Is it possible to relish a boring life? For weeks now, I’ve considered making updates here, only to shrug helplessly: what can I say? The moments that make up my day to day existence are small and simple, and while it would be possible to write stories about them and expand them into epic adventures, why? The beauty of each day is that it goes on, quietly, calmly, without fanfare or grandeur or the need to create such. The cats wake me up at 6:30 every morning. Cricket climbs quietly onto the end of the bed and sits expectantly while her brother Jasper crawls under my sleeping bag with me and licks my face until I either kick him out or get up to feed them. My body’s accustomed to the early rising. Even on weekends it’s difficult to sleep past seven. Still, I enjoy the motions of sleepiness: squinting at the brightness, grumbling silently at the injustice of the freezing bathroom floor.
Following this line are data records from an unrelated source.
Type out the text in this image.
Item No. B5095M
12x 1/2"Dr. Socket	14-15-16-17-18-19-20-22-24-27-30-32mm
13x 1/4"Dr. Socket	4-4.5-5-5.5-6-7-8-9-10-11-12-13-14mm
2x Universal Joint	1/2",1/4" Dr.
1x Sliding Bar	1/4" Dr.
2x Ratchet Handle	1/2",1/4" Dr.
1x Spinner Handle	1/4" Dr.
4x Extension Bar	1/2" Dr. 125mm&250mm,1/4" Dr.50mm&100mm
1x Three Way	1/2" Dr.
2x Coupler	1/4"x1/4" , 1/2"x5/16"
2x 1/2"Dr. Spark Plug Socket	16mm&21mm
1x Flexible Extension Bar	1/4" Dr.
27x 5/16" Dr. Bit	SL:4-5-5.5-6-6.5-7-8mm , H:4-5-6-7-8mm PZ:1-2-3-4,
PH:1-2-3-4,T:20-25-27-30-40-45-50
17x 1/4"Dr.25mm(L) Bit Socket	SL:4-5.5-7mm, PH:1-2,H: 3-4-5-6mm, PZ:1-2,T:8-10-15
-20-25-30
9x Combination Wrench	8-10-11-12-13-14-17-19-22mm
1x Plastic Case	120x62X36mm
Bob’s always awake before I am, and I blink hazily at him and croak out a good morning while I put on the water for tea. Mornings, I feign solar-poweredness. I curl up on the front porch in my usual chair and hold my blue tin cup close to my chest, soaking up its warmth as I read and wait for the sun to animate me.
Work commences at eight, when the sun climbs from behind the trees and shines in our eyes. We’re nearing the end of the renovation! The railing has been built. The stairs have new stringers and have been sanded and refinished. I’ve patched holes in the kitchen floor, scraped it clean of old vinyl and cardboard backing, and laid down sheets of plywood to create a solid base for the new vinyl, which we’ll be installing sometime next week. We replaced all ten windows in a two-day marathon, tearing out the old, warped frames and panes with flat bars before fitting in the new. Two more days saw us perched outside on ladders with chisels and mallets, carving out the old logs to fit in new cedar trim, and presently we’re working on building window sills and frames inside. I did all of the work on two of the window frames all by myself! I built the frame for my own room out of smooth, aromatic cedar, and then engineered a rustic-looking structure out of old, weathered barn wood for a second bedroom. Bob wrote me a report card for my window frame work – my first independent construction project! “Windows: A+”, the card read. I found an old magnet and stuck it on the fridge. I am getting the hang of this carpentry thing. I’m not allowed to use the table saw, and I am hopeless at the quick figuring of measurements, fractions, and anything math-based, but my pencil and my tape measure have become new, indispensable appendages, and my arm muscles are becoming stronger and steadier with each blow of the hammer or swing of the mallet. My days are made up of foam insulation, wooden shims, joint compound, caulking guns, sand paper and nail guns. My life is construction and creation.
It is boring. And yet – good. For the first time since I can remember, I have time. I read (Vonnegut, Les Miserables, Baudelaire, Bill Bryson, the final Harry Potter book), I write emails, I write for myself. I’m cooking and baking: pita bread, chili, falafel, biscuits, pizza, corn bread, fried rice, curry. Bob and I are still working with the horses, though now we’re riding and training and spend two or three hours with them every night. Cal comes by in the evenings once or twice a week with a bottle of wine. To write it in detail would become quickly redundant. I could describe to you the hundreds of subtle variations of the light as it plays on the steep red sides of the canyon, or the way that storm clouds build, a bluish-black backdrop to the golden, waving grass in the field. The way the wind blows every afternoon at a certain time or the ongoing war I’ve waged against the mice in the house. There are a thousand small details to flesh out the life I’m leading, but to focus on them with deep description or attention would be to negate the unassuming charm that makes them magic. Every day is an adventure, true, but it’s a smaller, more subtle adventure. It is the adventure of a settled, unremarkable life: worthy, wonderful, but hardly cinematic or inspiring. If there is inspiration to be had, it is in learning to love the simplicity and to exist without the need to invent excitement or chaos or distraction: peace.